(Estradiol + progesterone) is a Small Molecule owned by TherapeuticsMD, and is involved in 4 clinical trials, which were completed.

Bijuva (estradiol + progesterone) is an estrogen receptor agonist and progesterone receptor agonist. The hormone replacement therapy (HRT) usually involves treatment with either estrogen alone or a combination of estrogen with progesterone or progestin for the alleviation of symptoms of menopause. The natural levels of the hormones estrogen and progesterone decrease during menopause and the lower hormone levels may lead to hot flashes, vaginal dryness and thin bones. Progesterone in combination with estradiol prevents the overgrowth of cells in the lining of the uterus. The drug candidate replaces the hormones and alleviates the diseased state.

The revenue for (Estradiol + progesterone) is expected to reach a total of $439m through 2038. This change impacts the valuation of this asset and is an important factor to understand the current value of the drug in a clinical process. View the complete picture with the (Estradiol + progesterone) NPV Report.

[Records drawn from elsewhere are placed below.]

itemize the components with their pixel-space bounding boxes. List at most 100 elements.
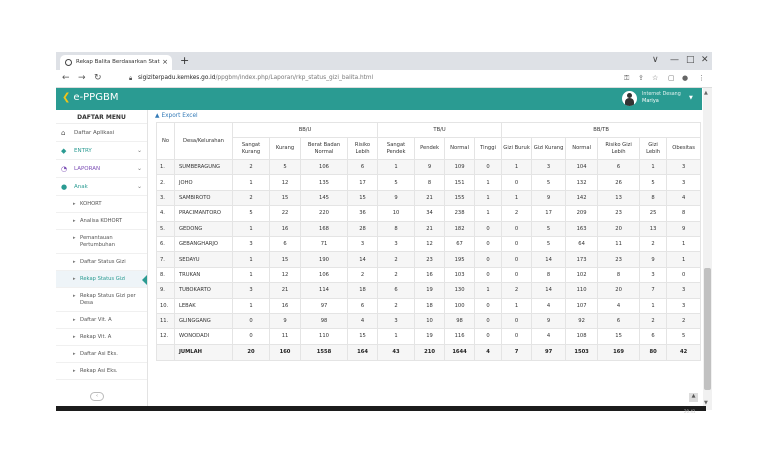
total-value: 20 — [232, 343, 270, 361]
reload-icon[interactable]: ↻ — [94, 73, 102, 83]
key-icon[interactable]: ⚿ — [624, 74, 630, 82]
app-header: ❮ e-PPGBM Internet Desang Mariya ▼ — [56, 88, 702, 110]
cell-value: 23 — [597, 205, 641, 222]
home-icon: ⌂ — [61, 129, 66, 137]
forward-icon[interactable]: → — [78, 73, 86, 83]
tab-close-icon[interactable]: × — [162, 58, 168, 66]
cell-value: 106 — [300, 158, 348, 176]
new-tab-button[interactable]: + — [180, 54, 190, 67]
cell-desa: GLINGGANG — [174, 312, 233, 330]
sidebar-toggle-icon[interactable]: ❮ — [62, 92, 71, 103]
sidebar-subitem-daftar-asi[interactable]: ▸ Daftar Asi Eks. — [56, 346, 147, 364]
col-header: Risiko Gizi Lebih — [597, 137, 641, 160]
total-value: 169 — [597, 343, 641, 361]
cell-no: 4. — [156, 205, 175, 222]
cell-value: 3 — [639, 266, 668, 284]
cell-value: 1 — [501, 158, 533, 176]
cell-value: 190 — [300, 251, 348, 268]
page-scrollbar[interactable]: ▲ ▼ — [703, 88, 712, 410]
bookmark-star-icon[interactable]: ☆ — [652, 74, 659, 82]
close-window-button[interactable]: ✕ — [701, 55, 709, 65]
sidebar-subitem-rekap-asi[interactable]: ▸ Rekap Asi Eks. — [56, 363, 147, 381]
col-header: Gizi Lebih — [639, 137, 668, 160]
cell-value: 3 — [666, 174, 702, 191]
cell-value: 2 — [666, 312, 702, 330]
cell-no: 1. — [156, 158, 175, 176]
sidebar-item-anak[interactable]: ● Anak ⌄ — [56, 178, 147, 196]
cell-value: 16 — [269, 220, 301, 237]
scroll-top-button[interactable]: ▲ — [689, 393, 698, 402]
maximize-button[interactable]: □ — [686, 55, 695, 65]
browser-window: Rekap Balita Berdasarkan Stat × + ∨ — □ … — [56, 52, 712, 410]
cell-value: 1 — [377, 158, 416, 176]
brand-logo[interactable]: ❮ e-PPGBM — [62, 92, 118, 103]
cell-value: 4 — [346, 312, 379, 330]
cell-value: 34 — [414, 205, 446, 222]
sidebar-subitem-kohort[interactable]: ▸ KOHORT — [56, 196, 147, 214]
sidebar-subitem-daftar-status-gizi[interactable]: ▸ Daftar Status Gizi — [56, 254, 147, 272]
cell-value: 163 — [565, 220, 599, 237]
cell-value: 1 — [474, 189, 503, 207]
sidebar-item-label: LAPORAN — [74, 166, 101, 172]
cell-no: 12. — [156, 328, 175, 345]
table-row: 5. GEDONG 1 16 168 28 8 21 182 0 0 5 163 20 13 9 — [156, 220, 702, 237]
cell-value: 2 — [232, 158, 270, 176]
total-value: 42 — [666, 343, 702, 361]
cell-value: 8 — [414, 174, 446, 191]
sidebar-subitem-daftar-vit-a[interactable]: ▸ Daftar Vit. A — [56, 312, 147, 330]
cell-value: 3 — [666, 282, 702, 299]
tab-search-icon[interactable]: ∨ — [652, 55, 659, 65]
cell-value: 0 — [474, 312, 503, 330]
circle-icon: ● — [61, 183, 68, 191]
total-value: 4 — [474, 343, 503, 361]
sidebar-subitem-analisa-kohort[interactable]: ▸ Analisa KOHORT — [56, 213, 147, 231]
col-header: Tinggi — [474, 137, 503, 160]
menu-dots-icon[interactable]: ⋮ — [698, 74, 705, 82]
cell-value: 2 — [501, 282, 533, 299]
sidebar-title: DAFTAR MENU — [56, 110, 147, 124]
cell-value: 116 — [444, 328, 476, 345]
sidebar-subitem-rekap-per-desa[interactable]: ▸ Rekap Status Gizi per Desa — [56, 288, 147, 313]
scroll-up-icon[interactable]: ▲ — [704, 90, 708, 96]
sidebar-subitem-rekap-status-gizi[interactable]: ▸ Rekap Status Gizi — [56, 271, 147, 289]
cell-value: 9 — [666, 220, 702, 237]
user-menu[interactable]: Internet Desang Mariya ▼ — [622, 91, 698, 108]
cell-no: 3. — [156, 189, 175, 207]
cell-value: 8 — [531, 266, 567, 284]
table-body: 1. SUMBERAGUNG 2 5 106 6 1 9 109 0 1 3 104 6 1 3 2. JOHO 1… — [156, 158, 702, 361]
sidepanel-icon[interactable]: ▢ — [668, 74, 675, 82]
cell-value: 9 — [531, 312, 567, 330]
cell-value: 0 — [474, 235, 503, 253]
back-icon[interactable]: ← — [62, 73, 70, 83]
table-row: 3. SAMBIROTO 2 15 145 15 9 21 155 1 1 9 142 13 8 4 — [156, 189, 702, 207]
table-row: 9. TUBOKARTO 3 21 114 18 6 19 130 1 2 14 110 20 7 3 — [156, 282, 702, 299]
table-row: 8. TRUKAN 1 12 106 2 2 16 103 0 0 8 102 8 3 0 — [156, 266, 702, 284]
sidebar-item-entry[interactable]: ◆ ENTRY ⌄ — [56, 142, 147, 160]
cell-value: 109 — [444, 158, 476, 176]
extension-icon[interactable]: ● — [682, 74, 689, 82]
sidebar-subitem-rekap-vit-a[interactable]: ▸ Rekap Vit. A — [56, 329, 147, 347]
cell-desa: WONODADI — [174, 328, 233, 345]
cell-no: 6. — [156, 235, 175, 253]
browser-tab[interactable]: Rekap Balita Berdasarkan Stat × — [60, 55, 172, 70]
main-content: ▲ Export Excel No Desa/Kelurahan BB/U TB/… — [149, 110, 702, 406]
share-icon[interactable]: ⇪ — [638, 74, 644, 82]
cell-desa: GEBANGHARJO — [174, 235, 233, 253]
sidebar-collapse-icon[interactable]: ‹ — [90, 392, 104, 401]
user-role: Internet Desang — [642, 92, 681, 97]
scrollbar-thumb[interactable] — [704, 268, 711, 390]
cell-value: 5 — [531, 174, 567, 191]
cell-value: 220 — [300, 205, 348, 222]
cell-value: 2 — [639, 235, 668, 253]
total-value: 97 — [531, 343, 567, 361]
url-input[interactable]: 🔒︎ sigiziterpadu.kemkes.go.id/ppgbm/inde… — [128, 73, 598, 85]
sidebar-subitem-pemantauan[interactable]: ▸ Pemantauan Pertumbuhan — [56, 230, 147, 255]
minimize-button[interactable]: — — [670, 55, 679, 65]
cell-no: 8. — [156, 266, 175, 284]
cell-empty — [156, 343, 175, 361]
export-excel-link[interactable]: ▲ Export Excel — [155, 113, 198, 119]
sidebar-item-laporan[interactable]: ◔ LAPORAN ⌄ — [56, 160, 147, 178]
sidebar-item-daftar-aplikasi[interactable]: ⌂ Daftar Aplikasi — [56, 124, 147, 142]
table-row: 7. SEDAYU 1 15 190 14 2 23 195 0 0 14 173 23 9 1 — [156, 251, 702, 268]
scroll-down-icon[interactable]: ▼ — [704, 400, 708, 406]
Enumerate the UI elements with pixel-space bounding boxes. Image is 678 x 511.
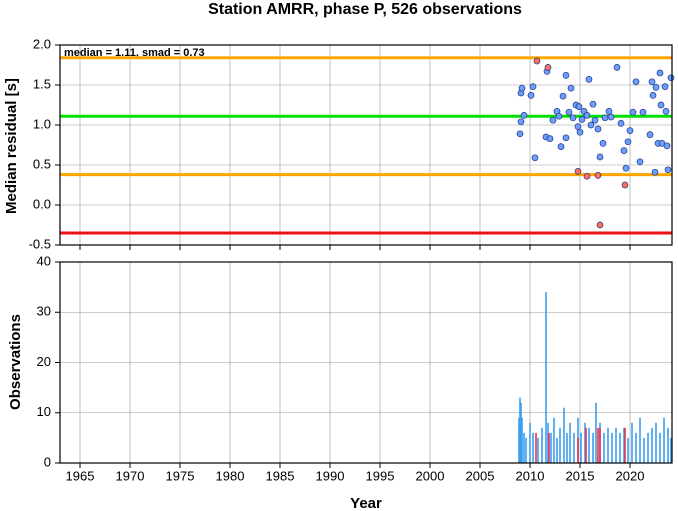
point	[629, 108, 637, 116]
point	[648, 78, 656, 86]
point	[546, 135, 554, 142]
point	[607, 113, 615, 121]
y-tick-label: 0.0	[33, 196, 51, 211]
point	[583, 112, 591, 119]
y-tick-label: 0	[44, 454, 51, 469]
point	[596, 221, 604, 229]
x-tick-label: 2015	[566, 468, 595, 483]
point	[544, 64, 552, 71]
point	[555, 112, 563, 120]
chart-title: Station AMRR, phase P, 526 observations	[208, 1, 522, 18]
point	[667, 74, 675, 82]
point	[583, 172, 591, 180]
point	[661, 83, 669, 90]
y-axis-title: Median residual [s]	[3, 78, 20, 214]
point	[520, 112, 528, 119]
x-tick-label: 2000	[416, 468, 445, 483]
point	[636, 158, 644, 166]
y-tick-label: 1.5	[33, 76, 51, 91]
x-tick-label: 1995	[366, 468, 395, 483]
point	[569, 114, 577, 122]
x-tick-label: 1985	[266, 468, 295, 483]
y-tick-label: 20	[37, 354, 51, 369]
point	[652, 84, 660, 91]
point	[657, 101, 665, 109]
point	[585, 76, 593, 83]
point	[646, 131, 654, 138]
point	[594, 172, 602, 179]
point	[617, 120, 625, 127]
point	[533, 57, 541, 65]
x-tick-label: 2010	[516, 468, 545, 483]
x-tick-label: 2020	[616, 468, 645, 483]
point	[516, 130, 524, 138]
point	[575, 103, 583, 110]
point	[621, 181, 629, 189]
y-tick-label: 40	[37, 253, 51, 268]
point	[559, 92, 567, 100]
x-tick-label: 1980	[216, 468, 245, 483]
point	[587, 121, 595, 129]
y-tick-label: 0.5	[33, 156, 51, 171]
point	[574, 168, 582, 175]
point	[624, 138, 632, 146]
point	[622, 164, 630, 172]
point	[527, 92, 535, 99]
y-tick-label: -0.5	[29, 236, 51, 251]
point	[656, 69, 664, 77]
point	[518, 84, 526, 92]
point	[531, 154, 539, 162]
point	[605, 108, 613, 115]
annotation: median = 1.11, smad = 0.73	[64, 47, 205, 59]
x-axis-title: Year	[350, 495, 382, 511]
y-tick-label: 10	[37, 404, 51, 419]
point	[663, 142, 671, 150]
point	[664, 166, 672, 174]
point	[599, 140, 607, 147]
point	[649, 92, 657, 99]
point	[632, 78, 640, 86]
point	[574, 123, 582, 130]
point	[565, 108, 573, 116]
y-tick-label: 30	[37, 304, 51, 319]
point	[576, 128, 584, 136]
plot-frame	[59, 44, 673, 246]
y-axis-title: Observations	[7, 314, 24, 410]
x-tick-label: 1965	[66, 468, 95, 483]
point	[620, 147, 628, 154]
point	[549, 116, 557, 124]
point	[557, 143, 565, 150]
x-tick-label: 1975	[166, 468, 195, 483]
point	[578, 116, 586, 123]
x-tick-label: 1990	[316, 468, 345, 483]
y-tick-label: 2.0	[33, 36, 51, 51]
point	[562, 72, 570, 79]
point	[562, 134, 570, 142]
plot-frame	[59, 261, 673, 464]
point	[591, 116, 599, 124]
point	[651, 168, 659, 176]
point	[639, 108, 647, 116]
x-tick-label: 1970	[116, 468, 145, 483]
point	[601, 114, 609, 122]
point	[662, 108, 670, 115]
point	[613, 64, 621, 71]
point	[594, 125, 602, 133]
x-tick-label: 2005	[466, 468, 495, 483]
point	[567, 84, 575, 92]
point	[517, 118, 525, 126]
y-tick-label: 1.0	[33, 116, 51, 131]
point	[596, 153, 604, 161]
point	[626, 127, 634, 134]
point	[589, 100, 597, 108]
point	[529, 83, 537, 90]
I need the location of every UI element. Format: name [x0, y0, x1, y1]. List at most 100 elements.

(Estradiol + progesterone) is currently owned by TherapeuticsMD.

(Estradiol + progesterone) Overview

Estradiol and progesterone (Bijuva/Bijuve) is fixed dose combination acts as hormonal replacement agent. It is formulated as soft gelatin capsules for oral route of administration. Bijuva is indicated in woman with a uterus for the treatment of moderate to severe vasomotor symptoms due to menopause.

The drug candidate is also under development in Israel for the treatment of moderate to severe vasomotor symptoms due to menopause.

TherapeuticsMD Overview

TherapeuticsMD is an innovative pharmaceutical company. It develops products to address the unique changes and challenges women experience throughout the various stages of their lives with a therapeutic focus in family planning, reproductive health, and menopause management. The company’s major products portfolio includes segesterone acetate and ethinyl estradiol, estradiol and progesterone capsules, prenatal vitamins, estradiol vaginal inserts. The company sells its products under the various brands name of VitamedMD, BocagreenMD, Annovera, Bijuva, vitaPearl, vitaTrue, vitaMedMD RediChew Rx, vitaMedMD One Rx, FOLMAX, pur-DHA, FePlus, Plant Pure Omega-3 DHA and Imvexxy. TherapeuticsMD is headquartered in Boca Raton, Florida, the US.

The company reported revenues of (US Dollars) US$87 million for the fiscal year ended December 2021 (FY2021), an increase of 34% over FY2020. The operating loss of the company was US$139.8 million in FY2021, compared to an operating loss of US$155.5 million in FY2020. The net loss of the company was US$172.4 million in FY2021, compared to a net loss of US$183.5 million in FY2020. The company reported revenues of US$20.9 million for the third quarter ended September 2022, a decrease of 26.8% over the previous quarter.

Quick View – (Estradiol + progesterone)

Report Segments
  • Innovator (Non-NME)
Drug Name
  • (Estradiol + progesterone)
Administration Pathway
  • Oral
Therapeutic Areas
  • Women’s Health
Key Companies
Highest Development Stage
  • Marketed

GlobalData, the leading provider of industry intelligence, provided the underlying data, research, and analysis used to produce this article.

To create this model, GlobalData takes into account factors including patent law, known and projected regulatory approval processes, cash flows, potential applicable patients, drug margins, company expenses, and pricing estimates. Combining these data points with GlobalData’s world class analysis creates high value models that companies can use to help in evaluation processes for each drug or company.

The rNPV method integrates the probability of a drug reaching a clinical stage into the cash flow at that time, which provides a more accurate rNPV, as it considers the probability that the drug never makes it through the clinical pathway to commercialization. GlobalData’s rNPV model uses proprietary likelihood of approval (LoA)and phase transition success rate(PTSR) data for the indication in the highest development stage, which can be found on GlobalData’s Pharmaceutical Intelligence Center.